Terminamos nosso almoço, entreguei o pen-drive para ela, expliquei que dez minutos, mais ou menos, com ele conectado seriam suficientes. Ela disse que estaria em contato comigo quando fosse conectar o pen-drive no computador. Eu disse que seria uma boa ideia. Nos despedimos e cada uma seguiu seu caminho.
Cheguei ao escritório e avisei Igor que tudo havia dado certo. Ouvi os áudios do Hugo, mas não havia nada que eu já não soubesse ou imaginasse, a não ser por uma novidade. Daniel roubou a empresa da irmã, foi descoberto e a irmã denunciou-o. A novidade é que esse processo estava em Brasília. Ele foi condenado, mas o advogado dele recorreu da sentença; o processo estava no último recurso. Ele estava solto porque pagou fiança e responde em liberdade, mas logo sairia a decisão final. Hugo disse que era quase impossível que a pena dele fosse diminuída. Essa notícia era boa; se eu conseguisse qualquer prova de que ele estava envolvido com o desvio da minha empresa, ele estaria ferrado. Eu iria para cima dele com todo o prestígio e conhecimento que adquiri ao longo dos anos de profissão.

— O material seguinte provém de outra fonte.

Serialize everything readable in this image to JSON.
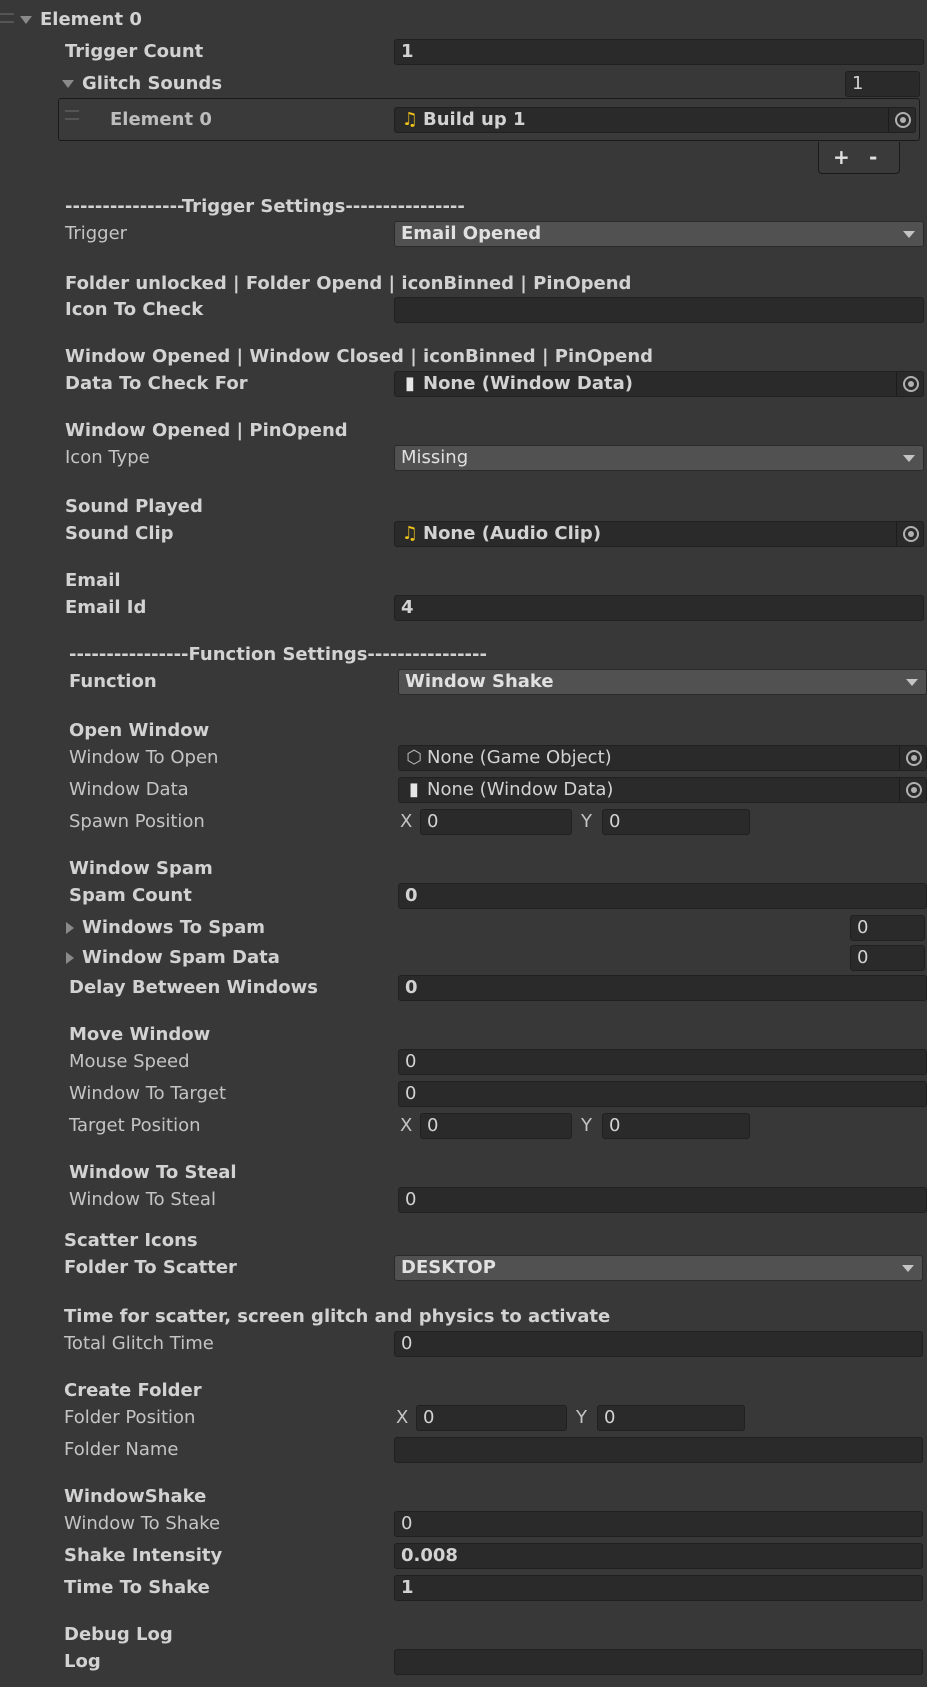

Quando deu meio-dia e vinte, Fernanda ligou. Eu atendi e ela disse que estava na sala e já tinha ligado o computador, que em dois minutos Igor já poderia começar. Avisei Igor e ele correu para o computador com um sorriso de satisfação no rosto. Ele realmente amava aquilo.
Antes de passar dois minutos, Fernanda disse que estava tudo pronto. Coloquei no viva-voz, Igor ouviu e começou a teclar no computador.
Não passou nem dez minutos e ele levantou os braços para cima, dizendo que tinha conseguido entrar. Parecia que estava comemorando um gol! Ele disse que ela já poderia retirar o pen-drive e pediu para eu avisar a ela para não o perder de jeito nenhum. Avisei a ela e ela disse que em uma hora o pen-drive estaria nas mãos dele. Ela não queria passar o resto do dia sentada, ia apenas mandar uns fax e vir encontrar a gente no escritório. Eu disse que a aguardava, agradeci pela ajuda e nos despedimos.
Perguntei a Igor se estava dando certo. Ele disse que sim, que estava fazendo cópias dos documentos e que, depois, era só imprimir ou abrir no computador. Mas ele achava melhor imprimir, porque era muita coisa. Ele disse que fez uma varredura no sistema da empresa e que, com certeza, Alexandre não tinha ajuda de nenhum hacker; provavelmente ele fez isso usando notas frias e uma empresa fantasma. Igor iria investigar a empresa fantasma com calma e, por via das dúvidas, dar mais uma olhada se havia algo estranho no sistema da empresa do meu pai; talvez ele pudesse descobrir mais.
Nessa hora, lembrei de algo que ele provavelmente não sabia. Disse a ele que, se olhasse com muito cuidado, poderia descobrir que a empresa não era mais do meu pai, mas ninguém sabia disso além da Gabi, Dani e provavelmente do Hugo, e que preferiria que continuasse assim. Ele pensou por um tempo e depois disse que entendeu e que eu poderia ficar tranquila, que ninguém iria saber.
Tudo estava dando certo; com os documentos, balanços e notas em mãos, com certeza iríamos descobrir tudo. As horas de farra do Alexandre e do Daniel estavam se esgotando e iriam acabar rapidinho, no que dependesse de mim.